University of New Mexico Health Sciences Center pulmonary physicians are using a new procedure that uses gentle heat to treat patients with poorly controlled severe asthma, reducing the severity of their symptoms and improving their quality of life.
During an asthma attack, the thickened smooth muscle lining the airway grows inflamed, causing the airway to narrow and cut off an individual’s ability to breath normally, said Ali Saeed, MD, an assistant professor of pulmonary critical care and sleep medicine in UNM’s Department of Internal Medicine.

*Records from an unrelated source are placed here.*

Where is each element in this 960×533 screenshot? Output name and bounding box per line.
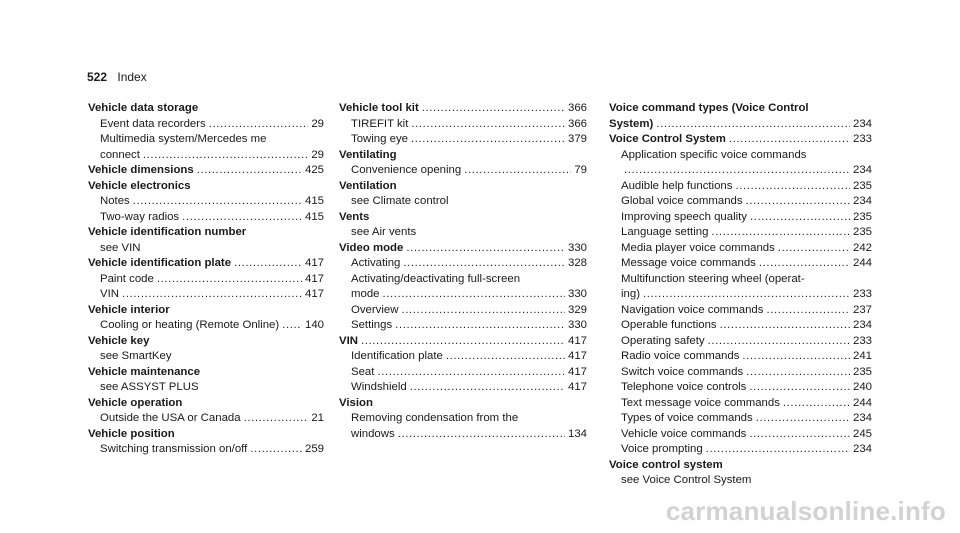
- index-subentry: [339, 303, 587, 319]
- dot-leader: [209, 117, 309, 133]
- index-subentry: [88, 148, 324, 164]
- entry-text: windows: [351, 427, 395, 440]
- page-reference: 234: [852, 117, 872, 130]
- entry-text: Vehicle interior: [88, 303, 170, 316]
- index-entry: [339, 179, 587, 210]
- index-subentry: [609, 318, 872, 334]
- index-subentry: [339, 117, 587, 133]
- entry-text: Video mode: [339, 241, 404, 254]
- dot-leader: [746, 365, 850, 381]
- dot-leader: [197, 163, 302, 179]
- index-subentry: [339, 349, 587, 365]
- index-subentry: [88, 287, 324, 303]
- dot-leader: [403, 256, 565, 272]
- index-heading: [339, 396, 587, 412]
- entry-text: Overview: [351, 303, 399, 316]
- page-reference: 241: [852, 350, 872, 362]
- entry-text: Windshield: [351, 381, 407, 393]
- entry-text: Ventilating: [339, 148, 397, 161]
- dot-leader: [398, 427, 565, 443]
- index-subentry: [609, 473, 872, 489]
- index-heading: [609, 117, 872, 133]
- page-reference: 234: [852, 443, 872, 455]
- index-subentry: [609, 256, 872, 272]
- index-entry: [88, 163, 324, 179]
- entry-text: Activating/deactivating full-screen: [351, 272, 521, 285]
- page-reference: 233: [852, 133, 872, 145]
- index-subentry: [609, 442, 872, 458]
- page-reference: 417: [567, 381, 587, 393]
- index-heading: [88, 256, 324, 272]
- page-reference: 240: [852, 381, 872, 393]
- entry-text: Cooling or heating (Remote Online): [100, 319, 280, 331]
- dot-leader: [411, 132, 565, 148]
- entry-text: Radio voice commands: [621, 350, 740, 362]
- watermark: carmanualsonline.info: [665, 496, 946, 526]
- index-heading: [339, 179, 587, 195]
- page-reference: 329: [567, 303, 587, 316]
- index-subentry: [339, 380, 587, 396]
- index-heading: [339, 101, 587, 117]
- index-entry: [88, 256, 324, 303]
- index-subentry: [609, 194, 872, 210]
- dot-leader: [250, 442, 302, 458]
- entry-text: Convenience opening: [351, 164, 462, 176]
- dot-leader: [383, 287, 565, 303]
- entry-text: Media player voice commands: [621, 241, 775, 254]
- entry-text: see Climate control: [351, 195, 449, 207]
- index-subentry: [88, 411, 324, 427]
- entry-text: System): [609, 117, 654, 130]
- index-subentry: [339, 365, 587, 381]
- index-entry: [339, 396, 587, 443]
- entry-text: VIN: [339, 334, 358, 347]
- index-heading: [88, 179, 324, 195]
- index-heading: [88, 101, 324, 117]
- index-subentry: [609, 225, 872, 241]
- dot-leader: [750, 210, 850, 226]
- dot-leader: [406, 241, 565, 257]
- entry-text: Switch voice commands: [621, 365, 744, 378]
- page-reference: 235: [852, 179, 872, 192]
- entry-text: Types of voice commands: [621, 412, 753, 424]
- entry-text: Voice Control System: [609, 133, 726, 145]
- dot-leader: [783, 396, 850, 412]
- page-reference: 235: [852, 226, 872, 238]
- index-heading: [88, 365, 324, 381]
- dot-leader: [422, 101, 565, 117]
- index-entry: [88, 303, 324, 334]
- index-subentry: [609, 334, 872, 350]
- dot-leader: [759, 256, 850, 272]
- page-reference: 259: [304, 443, 324, 455]
- entry-text: Vents: [339, 210, 370, 223]
- entry-text: Outside the USA or Canada: [100, 412, 241, 424]
- dot-leader: [742, 349, 850, 365]
- entry-text: see Voice Control System: [621, 474, 752, 486]
- entry-text: Audible help functions: [621, 179, 733, 192]
- index-heading: [609, 101, 872, 117]
- index-heading: [88, 163, 324, 179]
- page-reference: 21: [311, 412, 324, 424]
- index-entry: [609, 132, 872, 458]
- entry-text: Removing condensation from the: [351, 412, 519, 424]
- entry-text: Towing eye: [351, 133, 408, 145]
- index-entry: [88, 334, 324, 365]
- entry-text: mode: [351, 288, 380, 300]
- entry-text: Vehicle position: [88, 427, 175, 440]
- index-subentry: [339, 427, 587, 443]
- page-reference: 29: [311, 148, 324, 161]
- index-subentry: [88, 210, 324, 226]
- entry-text: see SmartKey: [100, 350, 172, 362]
- index-entry: [88, 396, 324, 427]
- dot-leader: [133, 194, 302, 210]
- page-reference: 417: [567, 334, 587, 347]
- entry-text: Improving speech quality: [621, 210, 747, 223]
- entry-text: Navigation voice commands: [621, 303, 764, 316]
- index-subentry: [609, 163, 872, 179]
- page-reference: 417: [304, 272, 324, 285]
- entry-text: Voice prompting: [621, 443, 703, 455]
- entry-text: Application specific voice commands: [621, 148, 807, 161]
- dot-leader: [778, 241, 850, 257]
- page-reference: 417: [304, 257, 324, 269]
- entry-text: Seat: [351, 365, 375, 378]
- entry-text: Vehicle voice commands: [621, 427, 747, 440]
- entry-text: Ventilation: [339, 179, 397, 192]
- entry-text: Telephone voice controls: [621, 381, 747, 393]
- index-subentry: [609, 287, 872, 303]
- index-entry: [609, 458, 872, 489]
- index-subentry: [609, 241, 872, 257]
- dot-leader: [410, 380, 565, 396]
- dot-leader: [643, 287, 850, 303]
- index-heading: [88, 334, 324, 350]
- index-subentry: [339, 411, 587, 427]
- index-entry: [88, 101, 324, 163]
- page-reference: 415: [304, 195, 324, 207]
- page-reference: 134: [567, 427, 587, 440]
- index-subentry: [88, 442, 324, 458]
- dot-leader: [749, 380, 850, 396]
- entry-text: Vision: [339, 396, 373, 409]
- index-subentry: [339, 272, 587, 288]
- dot-leader: [706, 442, 850, 458]
- page-reference: 233: [852, 334, 872, 347]
- entry-text: Vehicle tool kit: [339, 102, 419, 114]
- dot-leader: [395, 318, 565, 334]
- page-reference: 233: [852, 288, 872, 300]
- dot-leader: [464, 163, 571, 179]
- entry-text: Vehicle electronics: [88, 179, 191, 192]
- dot-leader: [624, 163, 850, 179]
- dot-leader: [756, 411, 850, 427]
- entry-text: Voice control system: [609, 458, 723, 471]
- page-reference: 417: [304, 288, 324, 300]
- page-reference: 29: [311, 117, 324, 130]
- index-heading: [88, 303, 324, 319]
- index-heading: [339, 241, 587, 257]
- entry-text: TIREFIT kit: [351, 117, 409, 130]
- page-reference: 245: [852, 427, 872, 440]
- section-title: Index: [117, 70, 147, 84]
- entry-text: Vehicle dimensions: [88, 164, 194, 176]
- entry-text: Vehicle operation: [88, 396, 183, 409]
- page-reference: 330: [567, 241, 587, 254]
- index-heading: [339, 334, 587, 350]
- index-heading: [88, 427, 324, 443]
- page-reference: 415: [304, 210, 324, 223]
- index-subentry: [88, 349, 324, 365]
- entry-text: VIN: [100, 288, 119, 300]
- dot-leader: [735, 179, 850, 195]
- index-subentry: [609, 396, 872, 412]
- index-heading: [609, 458, 872, 474]
- dot-leader: [282, 318, 302, 334]
- entry-text: see ASSYST PLUS: [100, 381, 199, 393]
- page-reference: 234: [852, 164, 872, 176]
- page-reference: 379: [567, 133, 587, 145]
- index-entry: [88, 365, 324, 396]
- index-subentry: [339, 194, 587, 210]
- page-reference: 244: [852, 396, 872, 409]
- dot-leader: [749, 427, 850, 443]
- entry-text: Multimedia system/Mercedes me: [100, 133, 267, 145]
- page-reference: 366: [567, 117, 587, 130]
- entry-text: Global voice commands: [621, 195, 743, 207]
- entry-text: Two-way radios: [100, 210, 180, 223]
- index-subentry: [339, 225, 587, 241]
- entry-text: Vehicle data storage: [88, 102, 199, 114]
- entry-text: Settings: [351, 319, 393, 331]
- dot-leader: [766, 303, 850, 319]
- dot-leader: [720, 318, 850, 334]
- entry-text: Message voice commands: [621, 257, 756, 269]
- page-reference: 328: [567, 257, 587, 269]
- entry-text: Switching transmission on/off: [100, 443, 248, 455]
- index-subentry: [88, 194, 324, 210]
- dot-leader: [377, 365, 565, 381]
- entry-text: Language setting: [621, 226, 709, 238]
- dot-leader: [411, 117, 565, 133]
- index-entry: [339, 210, 587, 241]
- page-reference: 234: [852, 412, 872, 424]
- index-subentry: [88, 380, 324, 396]
- index-heading: [339, 210, 587, 226]
- dot-leader: [182, 210, 302, 226]
- index-entry: [88, 427, 324, 458]
- index-heading: [609, 132, 872, 148]
- index-subentry: [609, 411, 872, 427]
- index-subentry: [609, 179, 872, 195]
- index-entry: [339, 334, 587, 396]
- index-heading: [339, 148, 587, 164]
- index-subentry: [88, 241, 324, 257]
- page-reference: 234: [852, 319, 872, 331]
- index-subentry: [609, 303, 872, 319]
- index-subentry: [88, 272, 324, 288]
- index-column-1: [88, 101, 324, 458]
- index-entry: [88, 179, 324, 226]
- dot-leader: [122, 287, 302, 303]
- dot-leader: [157, 272, 302, 288]
- index-subentry: [88, 117, 324, 133]
- index-column-2: [339, 101, 587, 442]
- page-reference: 244: [852, 257, 872, 269]
- index-subentry: [339, 256, 587, 272]
- page-reference: 417: [567, 350, 587, 362]
- dot-leader: [656, 117, 850, 133]
- dot-leader: [746, 194, 850, 210]
- index-subentry: [609, 365, 872, 381]
- entry-text: Operable functions: [621, 319, 717, 331]
- entry-text: Notes: [100, 195, 130, 207]
- page-reference: 237: [852, 303, 872, 316]
- page-reference: 366: [567, 102, 587, 114]
- index-subentry: [609, 380, 872, 396]
- page-reference: 235: [852, 365, 872, 378]
- index-subentry: [88, 318, 324, 334]
- entry-text: Event data recorders: [100, 117, 206, 130]
- entry-text: Text message voice commands: [621, 396, 780, 409]
- index-subentry: [609, 349, 872, 365]
- entry-text: ing): [621, 288, 640, 300]
- index-subentry: [609, 148, 872, 164]
- dot-leader: [708, 334, 850, 350]
- page-reference: 235: [852, 210, 872, 223]
- page-reference: 140: [304, 319, 324, 331]
- entry-text: Multifunction steering wheel (operat-: [621, 272, 805, 285]
- page-reference: 425: [304, 164, 324, 176]
- index-entry: [339, 101, 587, 148]
- page-header: [87, 70, 147, 84]
- dot-leader: [729, 132, 850, 148]
- index-entry: [339, 148, 587, 179]
- index-entry: [88, 225, 324, 256]
- index-heading: [88, 396, 324, 412]
- dot-leader: [361, 334, 565, 350]
- entry-text: see Air vents: [351, 226, 417, 238]
- entry-text: Vehicle identification plate: [88, 257, 232, 269]
- page-reference: 417: [567, 365, 587, 378]
- index-column-3: [609, 101, 872, 489]
- entry-text: Vehicle key: [88, 334, 150, 347]
- entry-text: Paint code: [100, 272, 154, 285]
- index-subentry: [609, 427, 872, 443]
- dot-leader: [143, 148, 308, 164]
- page-number: 522: [87, 70, 108, 84]
- dot-leader: [446, 349, 565, 365]
- dot-leader: [234, 256, 302, 272]
- page-reference: 234: [852, 195, 872, 207]
- dot-leader: [711, 225, 850, 241]
- entry-text: Activating: [351, 257, 401, 269]
- dot-leader: [401, 303, 565, 319]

Most adult asthma patients find relief through a number of medicines and behavioral modifications, Saeed said, but there is a subgroup that doesn’t benefit despite maximal medical therapy. For those patients, severe asthma is a constant threat to maintaining a quality lifestyle, he said.
The new treatment, called bronchial thermoplasty, uses a specialized expandable catheter tipped with a heat probe. The catheter gently touches the lining of small airways delivering heat treatment, and over time it thins out the muscles lining the airway. Thinner muscle walls don’t contract as much during an asthma attack, allowing improved breathing and milder asthma attacks, he said.
The procedure is performed in three steps, each at least three weeks apart. A treatment session lasts less than an hour, with a different lung area receiving the heat therapy each time.
Bronchial thermoplasty doesn't cure asthma but patients find they feel and breathe better and many see a reduction in the number of ER visits and an improved quality of life, he said.
Patients do not require hospitalization for this procedure and after two to three hours of observation, are sent home with instructions and close follow-up, Saeed said.